Received date: 20 November 2020; Accepted date: 19 December 2020; Published date: 28 December 2020
Citation: Marchi L, Cavaliere AF, Garraffo C, Gardelli M, Vicini I, Giorgi L, Nardi V, Feroci F, Martini R, Florio PM, Spinelli G. Spontaneous Splenic Vein Rupture with Massive Hemoperitoneum during the Third Trimester of Pregnancy. Asp Biomed Clin Case Rep. 2020 Dec 28;4(1):1-5.
Copyright © 2021 Marchi L, Cavaliere AF, Garraffo C, Gardelli M, Vicini I, Giorgi L, Nardi V, Feroci F, Martini R, Florio PM, Spinelli G. This is an open-access article distributed under the Creative Commons Attribution License, which permits unrestricted use, distribution, and reproduction in any medium provided the original work is properly cited.
Keywords: Pregnancy, Hemoperitoneum, Splenic Vein, Follow-up Investigations
Abstract
We describe a case of spontaneous rupture of the splenic vein in a pregnant patient at 33 weeks gestation. For the first time in literature, we report follow-up investigations aimed at understanding the cause of the event.

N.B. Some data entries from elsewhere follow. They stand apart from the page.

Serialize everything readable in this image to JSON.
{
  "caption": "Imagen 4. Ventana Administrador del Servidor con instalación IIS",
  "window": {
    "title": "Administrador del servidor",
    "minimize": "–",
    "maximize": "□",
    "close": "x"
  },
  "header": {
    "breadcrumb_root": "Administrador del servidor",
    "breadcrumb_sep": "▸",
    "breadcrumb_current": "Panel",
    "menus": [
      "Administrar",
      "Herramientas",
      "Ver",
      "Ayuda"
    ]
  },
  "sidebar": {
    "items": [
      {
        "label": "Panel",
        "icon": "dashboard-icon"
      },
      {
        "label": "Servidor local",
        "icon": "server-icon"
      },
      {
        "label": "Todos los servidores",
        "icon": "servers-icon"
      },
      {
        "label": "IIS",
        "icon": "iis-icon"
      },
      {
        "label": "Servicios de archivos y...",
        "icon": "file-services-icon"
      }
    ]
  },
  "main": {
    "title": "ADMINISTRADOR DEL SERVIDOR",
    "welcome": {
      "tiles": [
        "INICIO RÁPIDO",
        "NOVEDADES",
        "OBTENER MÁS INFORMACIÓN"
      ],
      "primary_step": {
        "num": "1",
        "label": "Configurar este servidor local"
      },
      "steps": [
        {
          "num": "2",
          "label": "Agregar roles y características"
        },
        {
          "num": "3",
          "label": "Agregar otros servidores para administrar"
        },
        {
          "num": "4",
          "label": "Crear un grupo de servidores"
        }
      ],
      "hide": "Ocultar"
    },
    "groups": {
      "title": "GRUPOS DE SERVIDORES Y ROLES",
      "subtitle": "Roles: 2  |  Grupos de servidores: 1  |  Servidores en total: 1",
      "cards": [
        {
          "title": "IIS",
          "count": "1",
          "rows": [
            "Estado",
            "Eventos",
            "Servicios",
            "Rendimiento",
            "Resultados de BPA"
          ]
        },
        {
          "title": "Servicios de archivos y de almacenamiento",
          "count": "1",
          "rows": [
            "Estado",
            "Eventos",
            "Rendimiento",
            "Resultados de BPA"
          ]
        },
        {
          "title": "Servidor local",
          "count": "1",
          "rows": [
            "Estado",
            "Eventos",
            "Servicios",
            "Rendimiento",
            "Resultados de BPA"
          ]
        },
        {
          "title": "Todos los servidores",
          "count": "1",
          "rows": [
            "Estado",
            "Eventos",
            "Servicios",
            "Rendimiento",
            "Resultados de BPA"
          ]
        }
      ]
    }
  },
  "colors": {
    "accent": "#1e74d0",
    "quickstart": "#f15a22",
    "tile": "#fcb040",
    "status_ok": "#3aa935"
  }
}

The woman was admitted to the emergency ward for hypovolemic shock. Maternal and fetal distress prompted an immediate cesarean section. The fetus was delivered stillborn, hemoperitoneum was present and two spontaneous splenic vein’s lacerations were found to be the source of the bleeding. The immediate splenectomy and aggressive correction of anemia and coagulopathy determined maternal survival. During the follow-up, no evidence of neither congenital nor acquired causative factors for a splenic vein rupture was found.

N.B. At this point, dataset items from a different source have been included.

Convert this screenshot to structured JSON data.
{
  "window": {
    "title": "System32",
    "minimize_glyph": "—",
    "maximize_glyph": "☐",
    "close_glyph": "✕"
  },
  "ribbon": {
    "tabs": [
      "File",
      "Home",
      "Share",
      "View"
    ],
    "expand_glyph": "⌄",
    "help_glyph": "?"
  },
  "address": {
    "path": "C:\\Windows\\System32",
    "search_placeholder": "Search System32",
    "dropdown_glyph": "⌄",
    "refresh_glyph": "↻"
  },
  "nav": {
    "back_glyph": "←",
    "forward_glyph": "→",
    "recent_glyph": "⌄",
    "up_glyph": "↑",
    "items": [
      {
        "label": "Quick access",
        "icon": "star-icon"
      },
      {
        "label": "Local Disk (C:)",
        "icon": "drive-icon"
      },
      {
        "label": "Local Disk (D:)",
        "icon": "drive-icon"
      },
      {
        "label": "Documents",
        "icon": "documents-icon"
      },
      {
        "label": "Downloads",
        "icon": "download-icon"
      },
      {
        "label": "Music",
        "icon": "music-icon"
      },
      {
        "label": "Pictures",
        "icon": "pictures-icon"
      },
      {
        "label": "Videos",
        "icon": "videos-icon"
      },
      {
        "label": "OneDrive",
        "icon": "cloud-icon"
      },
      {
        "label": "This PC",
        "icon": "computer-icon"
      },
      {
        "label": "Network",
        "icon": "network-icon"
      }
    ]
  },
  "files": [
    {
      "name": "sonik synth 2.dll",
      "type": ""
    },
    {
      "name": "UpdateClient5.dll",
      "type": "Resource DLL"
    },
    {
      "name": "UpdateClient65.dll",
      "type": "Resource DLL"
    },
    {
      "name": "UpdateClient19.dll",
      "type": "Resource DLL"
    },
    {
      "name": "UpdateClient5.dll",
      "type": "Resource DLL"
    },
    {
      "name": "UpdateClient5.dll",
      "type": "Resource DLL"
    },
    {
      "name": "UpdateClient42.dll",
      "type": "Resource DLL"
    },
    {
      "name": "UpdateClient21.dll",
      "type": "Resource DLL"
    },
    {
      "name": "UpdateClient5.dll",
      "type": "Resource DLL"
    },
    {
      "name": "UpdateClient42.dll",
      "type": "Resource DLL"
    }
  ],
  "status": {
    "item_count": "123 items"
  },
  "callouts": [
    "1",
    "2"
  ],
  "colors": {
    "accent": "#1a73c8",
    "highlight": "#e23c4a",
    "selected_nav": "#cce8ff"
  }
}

The aim of reporting this case is to increase the awareness between clinicians of this condition since it is both rare and with an aspecific clinical picture. It presents itself in apparently low-risk patients and a good maternal-fetal outcome can only be achieved by early diagnosis and prompt treatment.